Are You Grateful for Your Problems?

Over the past couple years, the Thanksgiving week’s tip covered the topic of gratitude and included the evolution of my personal daily gratitude practices.

If you missed them or as a primer for today’s tip, you can find them here:

I’m still practicing as described in last year’s tip, so I don’t have anything to add regarding how to practice gratitude other than to re-recommend reading Thanks! or Gratitude Works! for a variety of other gratitude practices that you might find beneficial.

Instead I’d like to discuss a rarely recommended idea about what to be grateful for: our problems.

Why our problems are worthy of gratitude

Being grateful for the “good stuff” in our lives is natural and easy. But when it comes to obstacles, challenges, problems, and other “not-so-good stuff”, then the natural and easy responses are usually stress and a desire for easy resolutions.

“So why on God’s green Earth would I want to be grateful for my problems?”, you might ask.

To which I’d reply, “Because both physical and mental growth occur just outside of our comfort zones, and problems are precisely what make us uncomfortable.”

Let’s do a brief thought experiment to prove that point.

Think back to some things you’re really proud of accomplishing in your life so far. This could include stuff like graduating college, starting a business, losing a specific amount of weight, climbing a mountain, getting out of debt, raising a respectful child, quitting smoking, volunteering, or mentoring a younger co-worker (just to prime your mental pump).

Got your own answers? Good.

Now, why are you proud of those accomplishments?

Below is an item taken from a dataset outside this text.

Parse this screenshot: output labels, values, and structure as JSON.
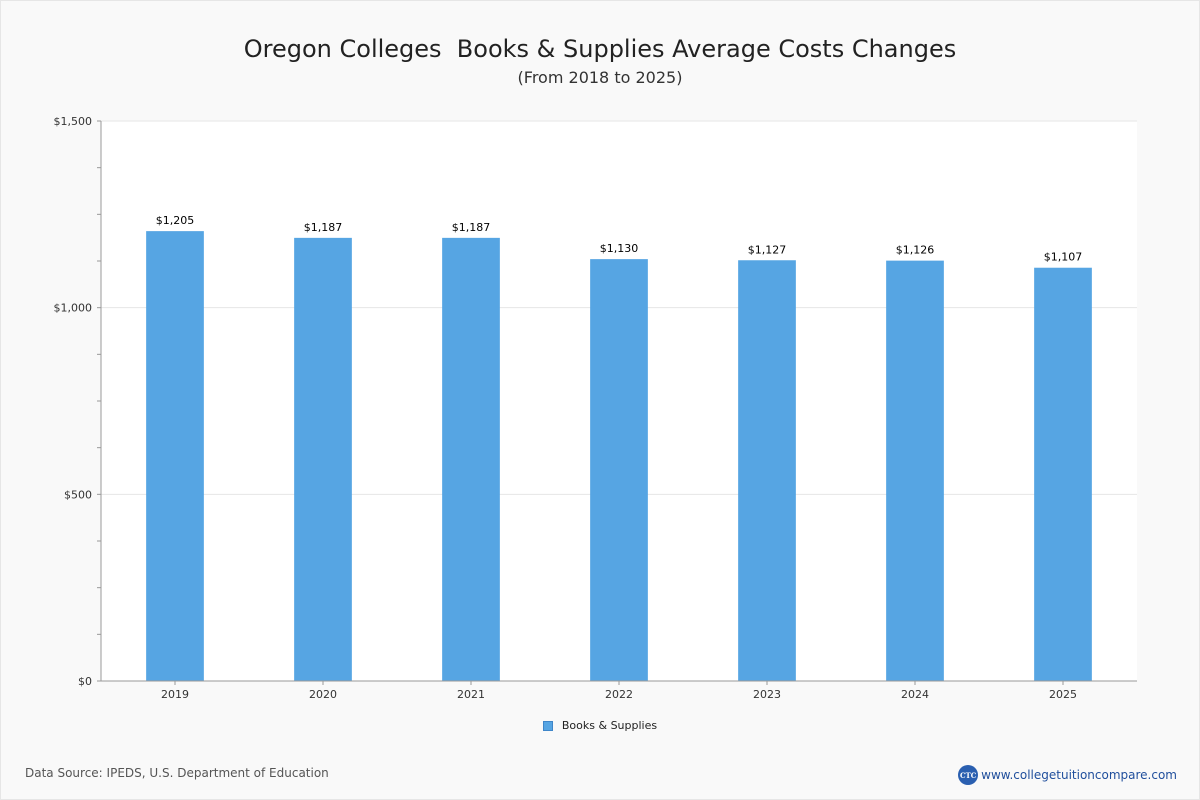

There are probably a few reasons, but I’ll bet one of them is that some aspect of the situation challenged you. In order to be successful, you had to learn something new or improve upon an existing skillset. You also had to exhibit some degree of consistency, persistence, creativity, physical exertion, patience, grit, and a host of other virtues.

Doing all that stuff was hard! But the effort (and subsequent growth) kept you engaged and is what produced the sense of fulfillment when you achieved your goals.

If whatever you accomplished hadn’t been challenging—if you had been able to basically sleepwalk your way through it all without needing to learn, improve skills, or exhibit your virtues—you probably wouldn’t even remember the situations, much less be proud of them.

OK, thought experiment done.

The point of all this is to say that neither of us would be the people we are today had we not experienced exactly what we have.

Of course, we each still (and always will) have problems, some of which might be beyond our current capacity to overcome. But if it weren’t for our experiences with past challenges, the latter category would be far bigger than what it is.

And that seems worthy of our gratitude.

Putting it into practice

Again, being grateful for the “good stuff” is relatively easy—as is understanding that the “not-so-good stuff” is worthy of gratitude, especially after having lived through it.

What’s a little tougher is being intentionally grateful when we’re squarely in the middle of that not-so-good stuff. So my challenge to you this Thanksgiving is to do just that.

Consider a problem you’re currently experiencing that you wish would just go away or be resolved easily. Then take some time to answer the following questions:

  • “What final outcome do I really want? What outcome is the most probable?”
  • “Can I influence the outcome? If so, how?”
  • “What mental, emotional, or physical skills might I develop in those efforts? What can I learn from the situation if I’m unable to influence it?”
  • “How might those skills benefit me in the future?”
  • “In the future, am I likely to be grateful for having developed those skills? If so, what’s one way that I can remind myself to intentionally be grateful for the current situation, especially in the moments when the challenge is most acute?”

Answering those questions may not be easy. And, of course, none of the answers will make the challenge disappear. But that’s not really what we’re after anyway.